Foro especial nos casos de improbidade administrativa: prefeito não pode ser julgado em primeira instância

A fixação de foro especial por prerrogativa de função (que a mídia chama de “foro privilegiado”) sempre existiu no direito brasileiro. Não é novidade. A Constituição Federal fixa inúmeras regras nesse sentido (Presidente da República, nos crimes comuns, é julgado pelo STF; Deputado Federal idem etc.). Quando o crime é cometido durante o exercício das funções, deve ser julgado pelo foro especial constitucionalmente previsto.

E depois de cessada a função como fica a questão da competência? Desde que se trate de crime cometido durante a função e em razão da função, prepondera o foro especial (Lei 10.628/02). O foro perdura, ainda que terminado o exercício da função, mas é preciso que o crime seja funcional (leia-se: cometido não só durante a função, senão no exercício da função).

A grande novidade trazida pela citada lei (Lei 10.628/02) foi que estendeu o foro especial também para os casos de improbidade administrativa (que retrata situações de má gestão da coisa pública). Isso não é da tradição do nosso direito. Nesse ponto a lei referida, ao inovar completamente nosso ordenamento jurídico, gerou grande polêmica (ainda não solucionada definitivamente). Há ADI no STF sobre o assunto (ADI 2.797-DF, rel. Min. Sepúlveda Pertence). O STJ vem entendendo que a lei é constitucional (APn 282-AC, Rel. Min. Antônio de Pádua Ribeiro, julgada em 4/2/2004). Mas a última palavra, nesse tema, cabe ao STF.

Quem goza de foro especial por prerrogativa de função vem sustentando que a lei é válida, que deve ser observada em sua integralidade etc.. Particularmente os Prefeitos Municipais de todo país, julgados por juízes de primeira instância, vêm questionando essas decisões.

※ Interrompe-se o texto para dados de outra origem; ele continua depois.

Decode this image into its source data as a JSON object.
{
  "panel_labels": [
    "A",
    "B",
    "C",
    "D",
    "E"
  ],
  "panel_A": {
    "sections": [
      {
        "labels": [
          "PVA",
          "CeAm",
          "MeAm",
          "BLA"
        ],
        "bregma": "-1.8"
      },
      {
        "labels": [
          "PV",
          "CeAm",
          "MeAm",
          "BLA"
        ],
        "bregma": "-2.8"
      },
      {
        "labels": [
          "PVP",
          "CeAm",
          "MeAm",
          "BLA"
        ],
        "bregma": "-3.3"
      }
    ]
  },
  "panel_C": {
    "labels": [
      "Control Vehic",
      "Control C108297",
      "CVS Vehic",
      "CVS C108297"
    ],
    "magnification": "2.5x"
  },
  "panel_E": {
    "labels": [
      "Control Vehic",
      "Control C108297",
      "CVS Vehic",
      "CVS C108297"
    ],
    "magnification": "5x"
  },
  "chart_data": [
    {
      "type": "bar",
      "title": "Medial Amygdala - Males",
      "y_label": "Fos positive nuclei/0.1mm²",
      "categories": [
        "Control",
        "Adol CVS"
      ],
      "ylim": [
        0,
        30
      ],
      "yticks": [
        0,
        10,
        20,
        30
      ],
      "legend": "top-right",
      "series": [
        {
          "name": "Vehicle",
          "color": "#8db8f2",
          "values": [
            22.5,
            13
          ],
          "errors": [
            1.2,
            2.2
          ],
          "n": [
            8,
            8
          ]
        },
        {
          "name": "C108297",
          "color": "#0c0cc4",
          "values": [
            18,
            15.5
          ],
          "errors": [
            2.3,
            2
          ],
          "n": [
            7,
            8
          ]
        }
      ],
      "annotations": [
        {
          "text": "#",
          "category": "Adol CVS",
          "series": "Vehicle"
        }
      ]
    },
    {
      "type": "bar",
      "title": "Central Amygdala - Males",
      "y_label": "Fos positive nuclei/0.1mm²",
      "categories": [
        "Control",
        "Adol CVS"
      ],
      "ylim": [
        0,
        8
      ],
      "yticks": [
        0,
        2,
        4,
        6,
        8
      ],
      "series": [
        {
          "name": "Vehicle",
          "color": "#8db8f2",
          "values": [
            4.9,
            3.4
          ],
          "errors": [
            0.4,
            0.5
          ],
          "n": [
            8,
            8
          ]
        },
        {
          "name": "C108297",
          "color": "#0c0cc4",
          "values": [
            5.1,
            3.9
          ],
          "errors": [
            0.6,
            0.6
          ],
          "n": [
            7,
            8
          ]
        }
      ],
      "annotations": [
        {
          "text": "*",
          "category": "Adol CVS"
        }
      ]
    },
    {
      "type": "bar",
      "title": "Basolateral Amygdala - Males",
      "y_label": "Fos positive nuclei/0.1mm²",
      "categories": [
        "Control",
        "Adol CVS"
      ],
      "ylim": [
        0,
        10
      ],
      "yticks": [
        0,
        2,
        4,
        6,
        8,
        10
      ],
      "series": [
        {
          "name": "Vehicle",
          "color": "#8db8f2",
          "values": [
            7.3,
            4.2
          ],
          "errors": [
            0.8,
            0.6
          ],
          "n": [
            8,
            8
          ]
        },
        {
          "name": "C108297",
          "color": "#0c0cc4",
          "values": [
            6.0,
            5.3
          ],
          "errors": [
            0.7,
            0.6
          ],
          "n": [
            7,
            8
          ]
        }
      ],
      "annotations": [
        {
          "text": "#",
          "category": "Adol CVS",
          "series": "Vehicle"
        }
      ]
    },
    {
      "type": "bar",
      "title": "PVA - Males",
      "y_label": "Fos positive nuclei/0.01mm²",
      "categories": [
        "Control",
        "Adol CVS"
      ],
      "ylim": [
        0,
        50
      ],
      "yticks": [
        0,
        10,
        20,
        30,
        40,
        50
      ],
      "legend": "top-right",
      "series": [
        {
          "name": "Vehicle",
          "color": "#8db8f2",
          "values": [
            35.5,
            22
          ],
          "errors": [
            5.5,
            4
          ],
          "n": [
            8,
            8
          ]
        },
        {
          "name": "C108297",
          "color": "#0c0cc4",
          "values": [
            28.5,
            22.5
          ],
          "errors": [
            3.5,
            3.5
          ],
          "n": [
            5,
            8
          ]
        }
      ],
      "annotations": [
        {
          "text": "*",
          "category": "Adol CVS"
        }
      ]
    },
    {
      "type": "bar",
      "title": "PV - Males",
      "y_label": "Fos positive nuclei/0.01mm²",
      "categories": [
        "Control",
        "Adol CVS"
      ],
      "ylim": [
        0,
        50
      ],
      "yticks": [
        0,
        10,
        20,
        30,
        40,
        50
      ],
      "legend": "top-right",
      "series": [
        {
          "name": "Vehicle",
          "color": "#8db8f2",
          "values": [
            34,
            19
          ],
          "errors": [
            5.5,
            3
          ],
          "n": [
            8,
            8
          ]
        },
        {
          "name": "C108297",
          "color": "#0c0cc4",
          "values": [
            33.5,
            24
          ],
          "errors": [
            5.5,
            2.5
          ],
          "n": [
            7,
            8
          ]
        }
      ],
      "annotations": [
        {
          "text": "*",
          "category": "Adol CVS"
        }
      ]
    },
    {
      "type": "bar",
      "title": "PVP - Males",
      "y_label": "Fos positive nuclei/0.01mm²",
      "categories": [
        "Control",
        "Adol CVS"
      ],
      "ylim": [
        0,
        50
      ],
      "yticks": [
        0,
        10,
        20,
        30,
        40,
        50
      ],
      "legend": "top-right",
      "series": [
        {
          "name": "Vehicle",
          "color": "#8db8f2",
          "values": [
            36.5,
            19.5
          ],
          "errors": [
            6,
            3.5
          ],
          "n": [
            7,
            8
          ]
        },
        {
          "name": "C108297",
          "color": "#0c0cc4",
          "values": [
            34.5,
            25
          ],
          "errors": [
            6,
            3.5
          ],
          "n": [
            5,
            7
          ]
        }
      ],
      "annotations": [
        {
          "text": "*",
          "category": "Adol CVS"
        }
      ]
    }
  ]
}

Na Reclamação 2.381-AgR-MG, rel. Min. Carlos Britto, ficou assentado o entendimento de que, por ora, todos os órgãos jurisdicionais brasileiros devem respeitar a constitucionalidade da Lei 10.628/02. Com isso, de fato, Prefeitos Municipais (ou outras autoridades que gozam de foro especial) não podem ser submetidos a julgamento perante juízes de primeira instância. Isso vale para crimes comuns e também para casos de improbidade administrativa.

Até que o Plenário do STF venha a decidir a questão de modo definitivo, impõe-se respeitar a posição tomada pela Corte Suprema (até esse momento). Ações de improbidade administrativa devem tramitar pelo Tribunal competente, não pela Justiça de primeiro grau.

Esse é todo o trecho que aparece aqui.